En utilisant le porno comme instrument politique et en défiant le médium cinématographique lui-même, le nouveau film de LaBruce aborde sans filtre une série de questions qui font polémique actuellement : l’oppression coloniale britannique, le puritanisme, le racisme, la xénophobie et le poids oppressant et suffocant du modèle de la famille traditionnelle, blanche et aisée. Dans The Visitor, ces sujets brûlants sont traités de front et sublimés à travers des scènes pornographiques que nous pourrions qualifier d’éthiques et militantes. Le spectateur est obligé d’entrer dans un monde dont il n'imaginait peut-être même pas qu’il existait, un monde lascif et cathartique où on peut briser tous les tabous à travers le médium filmique. Les dialogues, réduits à l'essentiel mais résolument saisissants, éventrent les images en en faisant ressortir la charge politique et subversive. À cet égard, les slogans "Ouvrez les frontières, ouvrez vos jambes" ou "Baisez pour tous le monde, pas juste une minorité" sont particulièrement efficaces et évocateurs.

Semblable à une nuit passée dans les dark rooms des clubs underground berlinois (la bande originale composée par Hannah Holland est incroyable), The Visitor nous permet de nous confronter à nos propres limites, celles dont la société patriarcale néolibérale nous a fait croire qu'elles étaient infranchissables. Pour nous secouer et nous faire sortir de notre léthargie, LaBruce est là qui relance (non sans une saine dose d'ironie et de provocation) de la phrase "le porno est mon médium". Indissociable du mouvement punk et de ce qu'on a fini par baptiser le "queercore", le cinéma de LaBruce ne cède jamais aux compromis et fait de l’acte sexuel une arme permettant d'imposer des récits alternatifs, anti-normatifs et résolument queer.

En phase avec ce qu’on pourrait qualifier de "queer antisocial", LaBruce revendique lui aussi le droit, pour la communauté queer, d’être en faillite (comme dirait Jack Halberstam), violemment extrême, antisociale et fièrement ambiguë.
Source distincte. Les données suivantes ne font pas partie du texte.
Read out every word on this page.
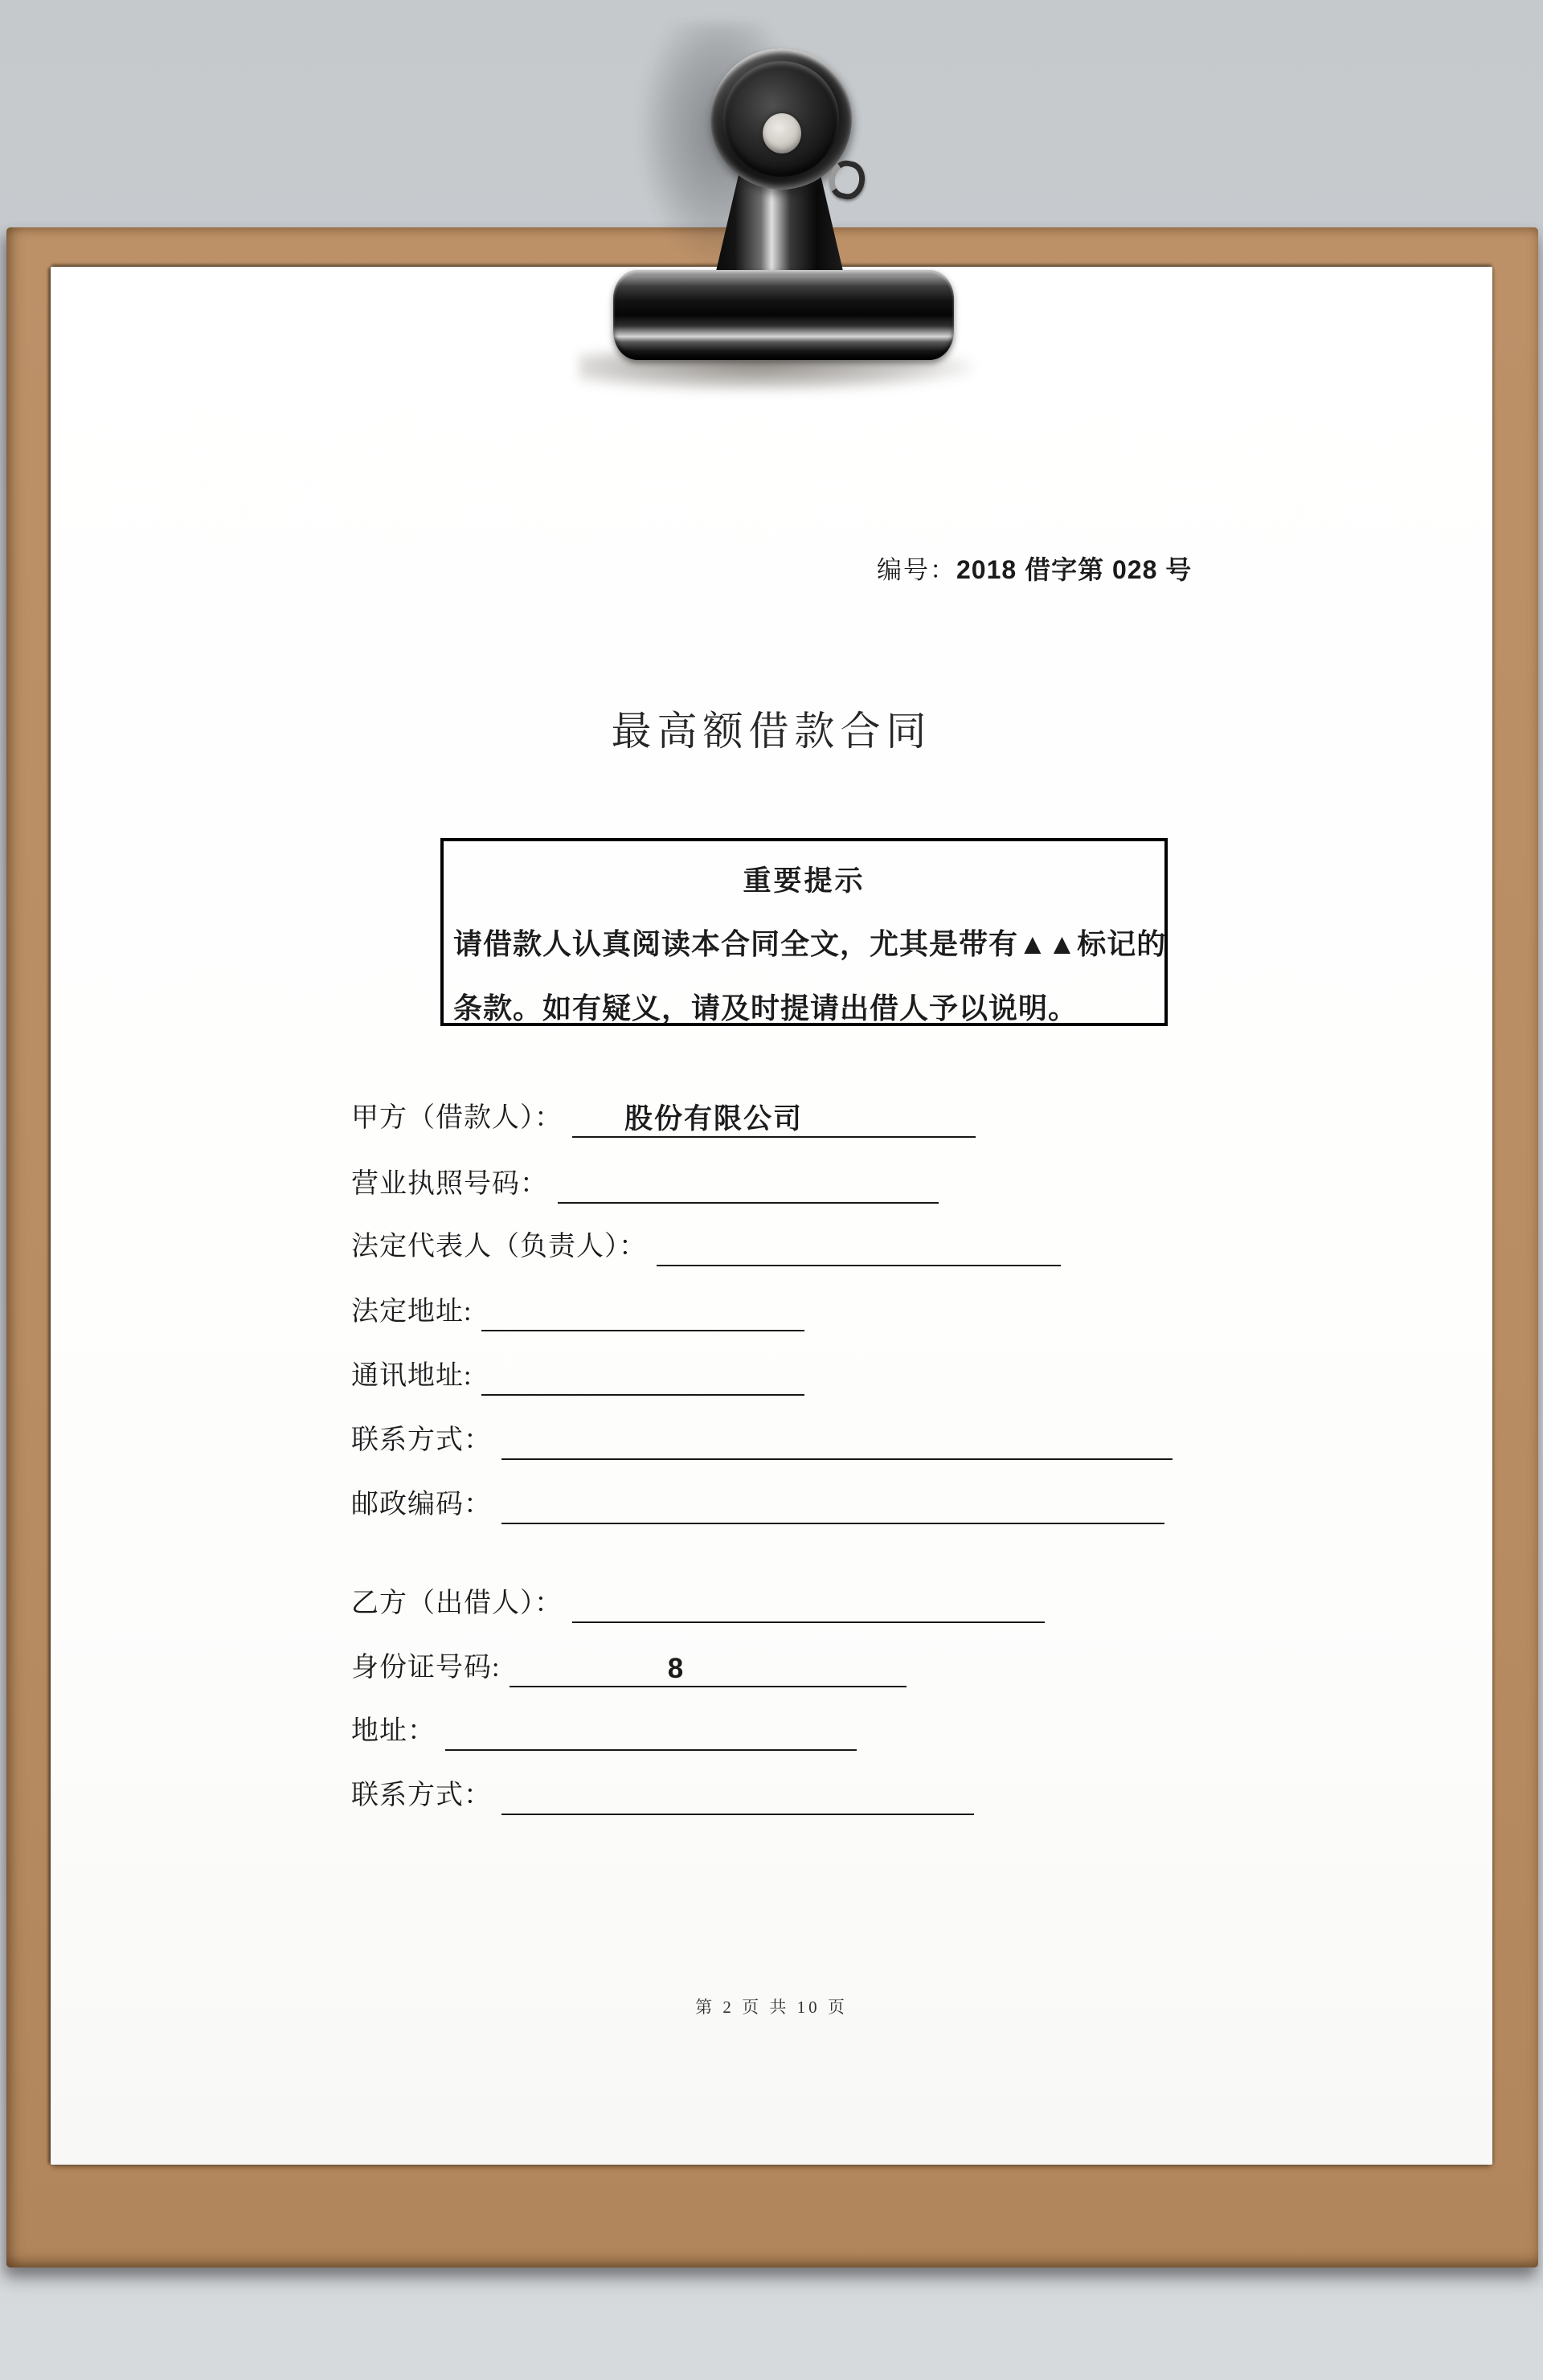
编号：2018 借字第 028 号
最高额借款合同
重要提示
请借款人认真阅读本合同全文，尤其是带有▲▲标记的
条款。如有疑义，请及时提请出借人予以说明。
甲方（借款人）：	股份有限公司
营业执照号码：
法定代表人（负责人）：
法定地址:
通讯地址:
联系方式：
邮政编码：
乙方（出借人）：
身份证号码:	8
地址：
联系方式：
第 2 页 共 10 页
Le héros de The Visitor peut être vu comme une figure messianique salvatrice qui pousse les membres de la famille à s'ouvrir à un désir qui ne se plie à aucune interprétation psychologisante, un parcours empirique qui consiste à expérimenter avec le désir jusqu’au point de non retour.

The Visitor a été produit par a/political. Les ventes internationales du film sont assurées par Best Friend Forever.